Робби не слышит, как наконец смолкает лай соседской собаки, словно заканчивается заезженная пластинка, не слышит, как квартал погружается в тишину и начинается дождь, который тихо стучит по листьям и капает сквозь дыры прогнившей крыши туалета под деревьями.
Все, что я вам рассказал, – правда. И все, что еще не рассказал, – правда.
И прозревал костяк сквозь кожу
Ротвейлер прыгнул за три секунды до того, как миз Морган выстрелила из дробовика.
Бремен сел на плечи мертвеца, обхватив тело ногами и накинул цепь на мощную шею собаки, которая царапала когтями замерзшее тело, пытаясь добраться до него. Пес завыл. Джереми резко дернул цепь вверх и поднял его.
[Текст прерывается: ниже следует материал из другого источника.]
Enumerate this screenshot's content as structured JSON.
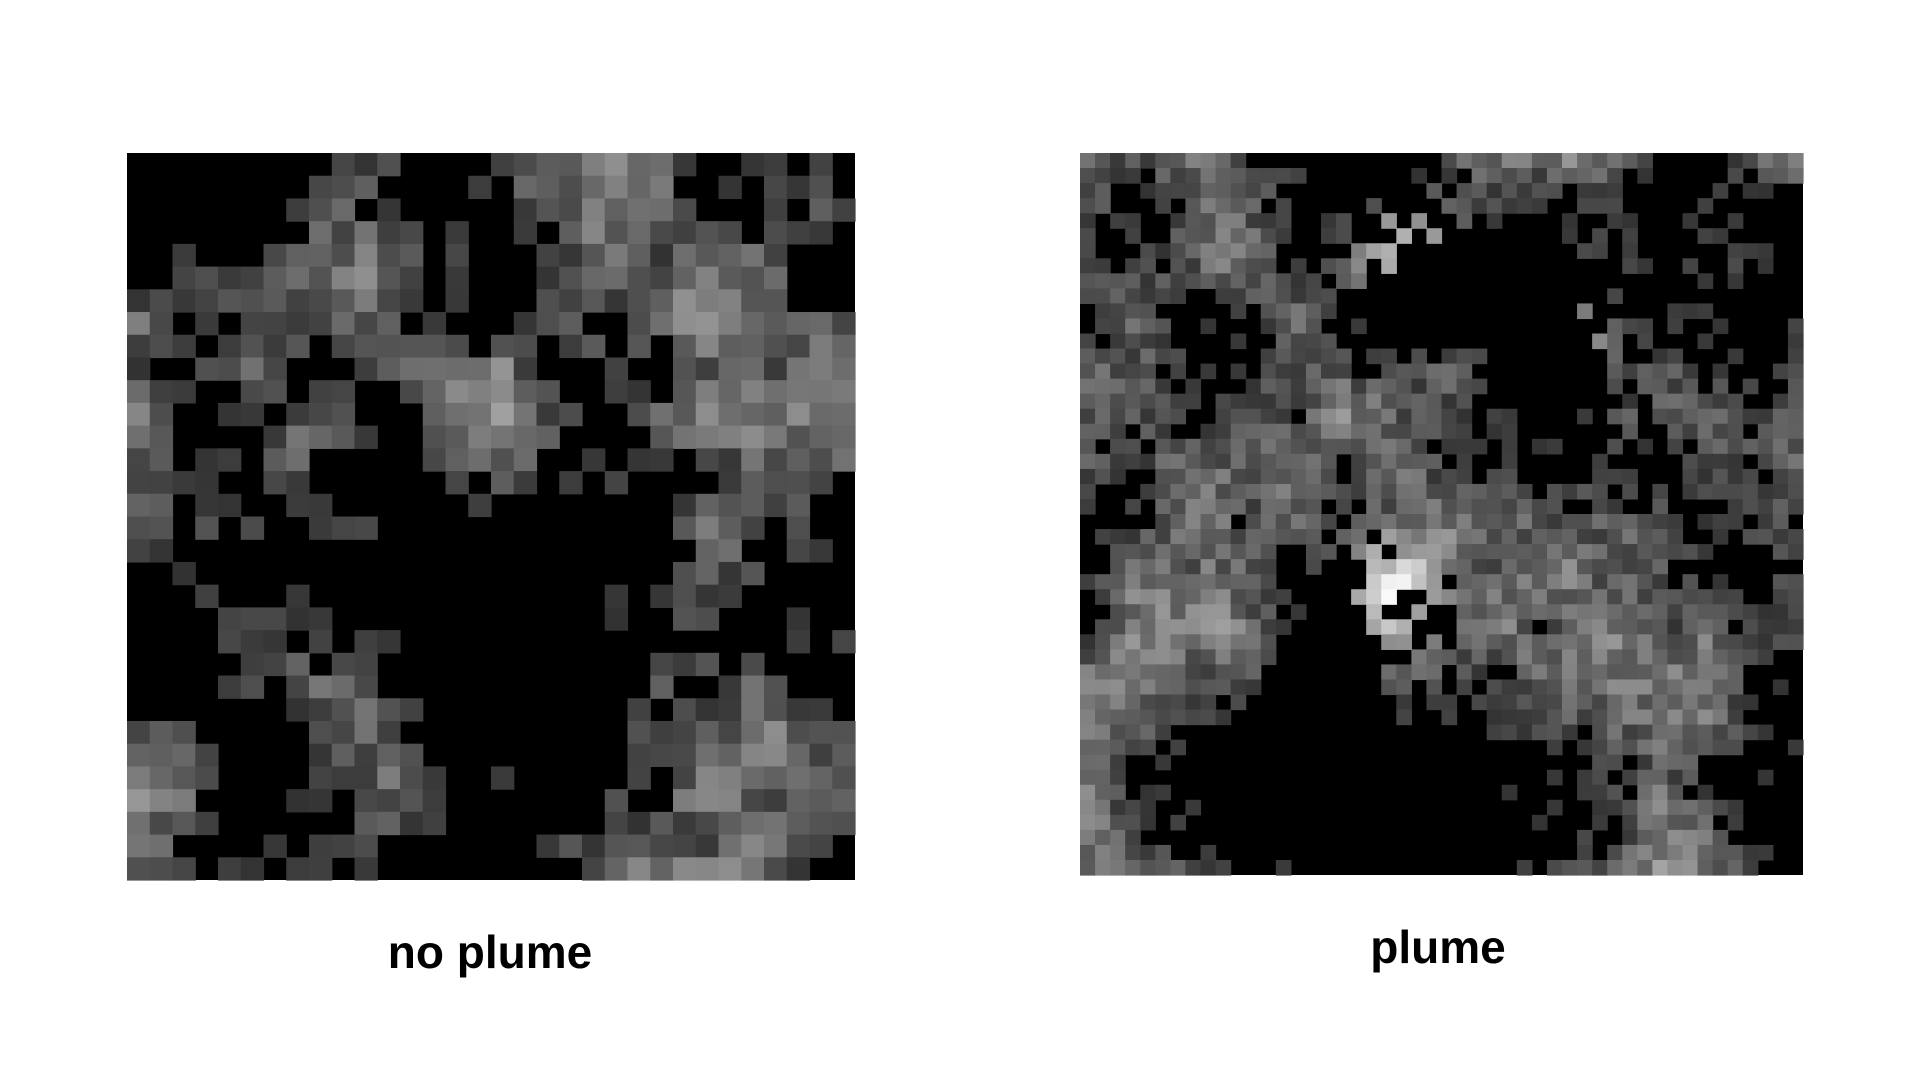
{
  "panels": [
    {
      "label": "no plume"
    },
    {
      "label": "plume"
    }
  ]
}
Файетт увидела, что собака висит в воздухе между ней и ее не состоявшейся жертвой, и в момент выстрела подняла ствол дробовика.
Джереми поморщился, чуть не потеряв равновесие, и едва не выпустил собаку, когда дробь ударила в флуоресцентный светильник и в потолок над его головой. Из лампы полетели искры и осколки стекла. Вероятно, часть дроби попала в ротвейлера, потому что он взвыл еще громче и принялся мотать головой, стараясь дотянуться зубами до рук Бремена. Тот затягивал цепь, пока собака не перестала рычать, а ее вой не превратился в тонкий визг.
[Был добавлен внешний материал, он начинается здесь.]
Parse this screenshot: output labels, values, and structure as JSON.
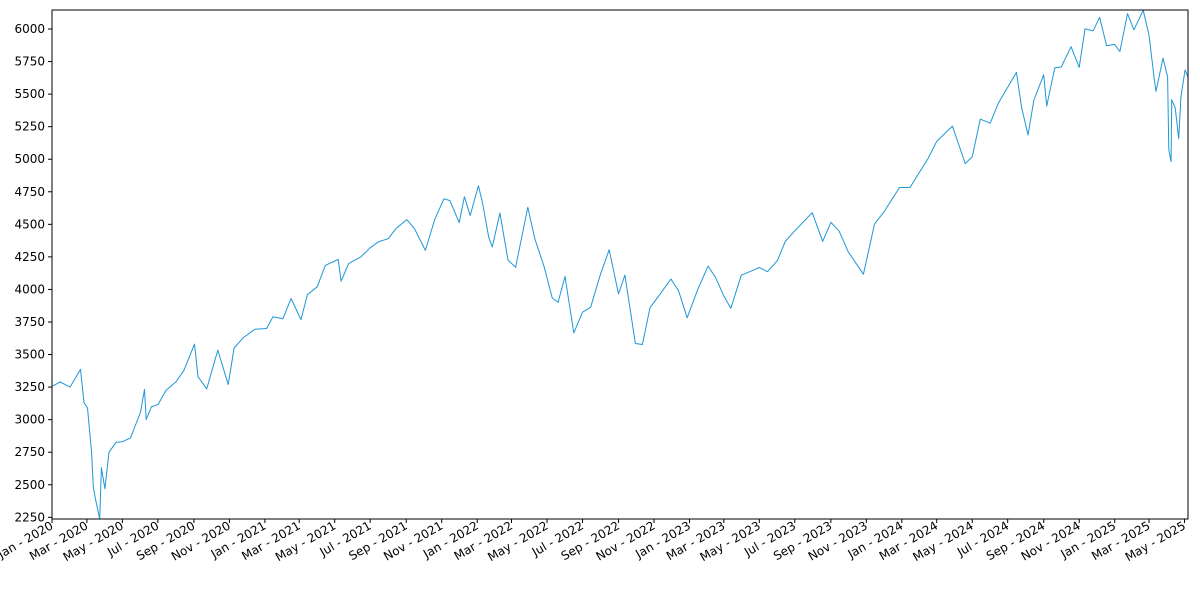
{
  "chart_data": {
    "type": "line",
    "title": "",
    "xlabel": "",
    "ylabel": "",
    "grid": false,
    "legend": "none",
    "color": "#1f96d6",
    "xlim": [
      "2020-01-01",
      "2025-05-07"
    ],
    "ylim": [
      2237,
      6146
    ],
    "yticks": [
      2250,
      2500,
      2750,
      3000,
      3250,
      3500,
      3750,
      4000,
      4250,
      4500,
      4750,
      5000,
      5250,
      5500,
      5750,
      6000
    ],
    "xticks": [
      {
        "date": "2020-01-01",
        "label": "Jan - 2020"
      },
      {
        "date": "2020-03-01",
        "label": "Mar - 2020"
      },
      {
        "date": "2020-05-01",
        "label": "May - 2020"
      },
      {
        "date": "2020-07-01",
        "label": "Jul - 2020"
      },
      {
        "date": "2020-09-01",
        "label": "Sep - 2020"
      },
      {
        "date": "2020-11-01",
        "label": "Nov - 2020"
      },
      {
        "date": "2021-01-01",
        "label": "Jan - 2021"
      },
      {
        "date": "2021-03-01",
        "label": "Mar - 2021"
      },
      {
        "date": "2021-05-01",
        "label": "May - 2021"
      },
      {
        "date": "2021-07-01",
        "label": "Jul - 2021"
      },
      {
        "date": "2021-09-01",
        "label": "Sep - 2021"
      },
      {
        "date": "2021-11-01",
        "label": "Nov - 2021"
      },
      {
        "date": "2022-01-01",
        "label": "Jan - 2022"
      },
      {
        "date": "2022-03-01",
        "label": "Mar - 2022"
      },
      {
        "date": "2022-05-01",
        "label": "May - 2022"
      },
      {
        "date": "2022-07-01",
        "label": "Jul - 2022"
      },
      {
        "date": "2022-09-01",
        "label": "Sep - 2022"
      },
      {
        "date": "2022-11-01",
        "label": "Nov - 2022"
      },
      {
        "date": "2023-01-01",
        "label": "Jan - 2023"
      },
      {
        "date": "2023-03-01",
        "label": "Mar - 2023"
      },
      {
        "date": "2023-05-01",
        "label": "May - 2023"
      },
      {
        "date": "2023-07-01",
        "label": "Jul - 2023"
      },
      {
        "date": "2023-09-01",
        "label": "Sep - 2023"
      },
      {
        "date": "2023-11-01",
        "label": "Nov - 2023"
      },
      {
        "date": "2024-01-01",
        "label": "Jan - 2024"
      },
      {
        "date": "2024-03-01",
        "label": "Mar - 2024"
      },
      {
        "date": "2024-05-01",
        "label": "May - 2024"
      },
      {
        "date": "2024-07-01",
        "label": "Jul - 2024"
      },
      {
        "date": "2024-09-01",
        "label": "Sep - 2024"
      },
      {
        "date": "2024-11-01",
        "label": "Nov - 2024"
      },
      {
        "date": "2025-01-01",
        "label": "Jan - 2025"
      },
      {
        "date": "2025-03-01",
        "label": "Mar - 2025"
      },
      {
        "date": "2025-05-01",
        "label": "May - 2025"
      }
    ],
    "series": [
      {
        "x": [
          "2020-01-02",
          "2020-01-15",
          "2020-02-01",
          "2020-02-19",
          "2020-02-25",
          "2020-03-02",
          "2020-03-09",
          "2020-03-12",
          "2020-03-16",
          "2020-03-23",
          "2020-03-26",
          "2020-04-01",
          "2020-04-08",
          "2020-04-20",
          "2020-05-01",
          "2020-05-15",
          "2020-06-01",
          "2020-06-08",
          "2020-06-11",
          "2020-06-20",
          "2020-07-01",
          "2020-07-15",
          "2020-08-01",
          "2020-08-15",
          "2020-09-02",
          "2020-09-08",
          "2020-09-23",
          "2020-10-12",
          "2020-10-30",
          "2020-11-09",
          "2020-11-25",
          "2020-12-15",
          "2021-01-04",
          "2021-01-15",
          "2021-02-01",
          "2021-02-15",
          "2021-03-04",
          "2021-03-15",
          "2021-04-01",
          "2021-04-15",
          "2021-05-07",
          "2021-05-12",
          "2021-05-25",
          "2021-06-15",
          "2021-07-01",
          "2021-07-15",
          "2021-08-01",
          "2021-08-15",
          "2021-09-02",
          "2021-09-15",
          "2021-10-04",
          "2021-10-20",
          "2021-11-05",
          "2021-11-15",
          "2021-12-01",
          "2021-12-10",
          "2021-12-20",
          "2022-01-03",
          "2022-01-10",
          "2022-01-21",
          "2022-01-27",
          "2022-02-09",
          "2022-02-23",
          "2022-03-08",
          "2022-03-29",
          "2022-04-10",
          "2022-04-26",
          "2022-05-10",
          "2022-05-20",
          "2022-06-01",
          "2022-06-16",
          "2022-07-01",
          "2022-07-15",
          "2022-08-01",
          "2022-08-16",
          "2022-09-01",
          "2022-09-12",
          "2022-09-30",
          "2022-10-12",
          "2022-10-25",
          "2022-11-10",
          "2022-11-30",
          "2022-12-13",
          "2022-12-28",
          "2023-01-15",
          "2023-02-02",
          "2023-02-15",
          "2023-03-01",
          "2023-03-13",
          "2023-03-31",
          "2023-04-15",
          "2023-05-01",
          "2023-05-15",
          "2023-06-01",
          "2023-06-15",
          "2023-07-01",
          "2023-07-31",
          "2023-08-18",
          "2023-09-01",
          "2023-09-15",
          "2023-10-01",
          "2023-10-27",
          "2023-11-15",
          "2023-12-01",
          "2023-12-28",
          "2024-01-15",
          "2024-02-01",
          "2024-02-15",
          "2024-03-01",
          "2024-03-28",
          "2024-04-19",
          "2024-05-01",
          "2024-05-15",
          "2024-06-01",
          "2024-06-15",
          "2024-07-16",
          "2024-07-25",
          "2024-08-05",
          "2024-08-15",
          "2024-09-01",
          "2024-09-06",
          "2024-09-20",
          "2024-10-01",
          "2024-10-18",
          "2024-11-01",
          "2024-11-11",
          "2024-11-25",
          "2024-12-06",
          "2024-12-18",
          "2025-01-01",
          "2025-01-10",
          "2025-01-23",
          "2025-02-03",
          "2025-02-19",
          "2025-03-01",
          "2025-03-10",
          "2025-03-13",
          "2025-03-25",
          "2025-04-02",
          "2025-04-04",
          "2025-04-08",
          "2025-04-09",
          "2025-04-15",
          "2025-04-21",
          "2025-04-25",
          "2025-05-02",
          "2025-05-07"
        ],
        "y": [
          3258,
          3290,
          3250,
          3386,
          3130,
          3090,
          2746,
          2480,
          2386,
          2237,
          2630,
          2470,
          2750,
          2825,
          2830,
          2860,
          3055,
          3232,
          3000,
          3100,
          3115,
          3225,
          3290,
          3380,
          3580,
          3330,
          3236,
          3534,
          3270,
          3550,
          3630,
          3695,
          3700,
          3790,
          3775,
          3930,
          3768,
          3960,
          4020,
          4185,
          4230,
          4063,
          4200,
          4250,
          4320,
          4365,
          4390,
          4470,
          4536,
          4468,
          4300,
          4536,
          4697,
          4682,
          4513,
          4712,
          4568,
          4796,
          4670,
          4398,
          4326,
          4587,
          4225,
          4170,
          4631,
          4390,
          4175,
          3935,
          3901,
          4100,
          3666,
          3825,
          3863,
          4118,
          4305,
          3966,
          4110,
          3585,
          3577,
          3860,
          3956,
          4080,
          3990,
          3783,
          3999,
          4179,
          4090,
          3950,
          3855,
          4109,
          4137,
          4169,
          4136,
          4221,
          4372,
          4450,
          4589,
          4370,
          4515,
          4450,
          4288,
          4117,
          4502,
          4594,
          4783,
          4783,
          4906,
          5005,
          5137,
          5254,
          4967,
          5018,
          5308,
          5277,
          5431,
          5667,
          5399,
          5186,
          5455,
          5648,
          5408,
          5702,
          5708,
          5864,
          5705,
          6001,
          5987,
          6090,
          5872,
          5882,
          5827,
          6118,
          5994,
          6144,
          5954,
          5614,
          5521,
          5776,
          5634,
          5074,
          4982,
          5456,
          5396,
          5158,
          5484,
          5686,
          5631
        ]
      }
    ]
  }
}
Морган перезарядила дробовик, спустила с поводка второго ротвейлера и пошла по проходу между раскачивающимися тушами.
Джереми задыхался – ему не хватало воздуха, и он боялся потерять сознание. Звенья цепи были такими холодными, что с пальцев и ладоней слезала кожа, когда он пытался сильнее затянуть или перехватить ее. Звук, издаваемый ротвейлером, теперь больше напоминал хрип, чем вой. Бремен понимал, что миз Морган доберется до него через несколько секунд, – ей останется лишь поднять дробовик и спустить курок.
Первый выстрел вывел из строя двойной ряд флуоресцентных ламп над головой Джереми, но на темную морду собаки по-прежнему падали пятна света. Бремен поднял голову, увидел нишу в потолке над опорой светильника – и заморгал, ослепленный десятками искорок света. Это были отверстия в дереве. Отверстия, пропускавшие внутрь свет от высокого фонаря за «холодильником».
Файетт, прокладывавшая себе путь среди трупов, была уже в восьми футах от Джереми. Ее глаза блестели и казались очень большими, а от губ поднимались облачка пара. Ротвейлер, висевший на цепи, больше не боролся – только его ноги подергивались. Эта картина привела вторую собаку в такую ярость, что миз Морган пришлось зажать дробовик под мышкой, чтобы удержать поводок с псом, который рвался к трупу чернокожего мужчины и свисавшим с него ногам Бремена.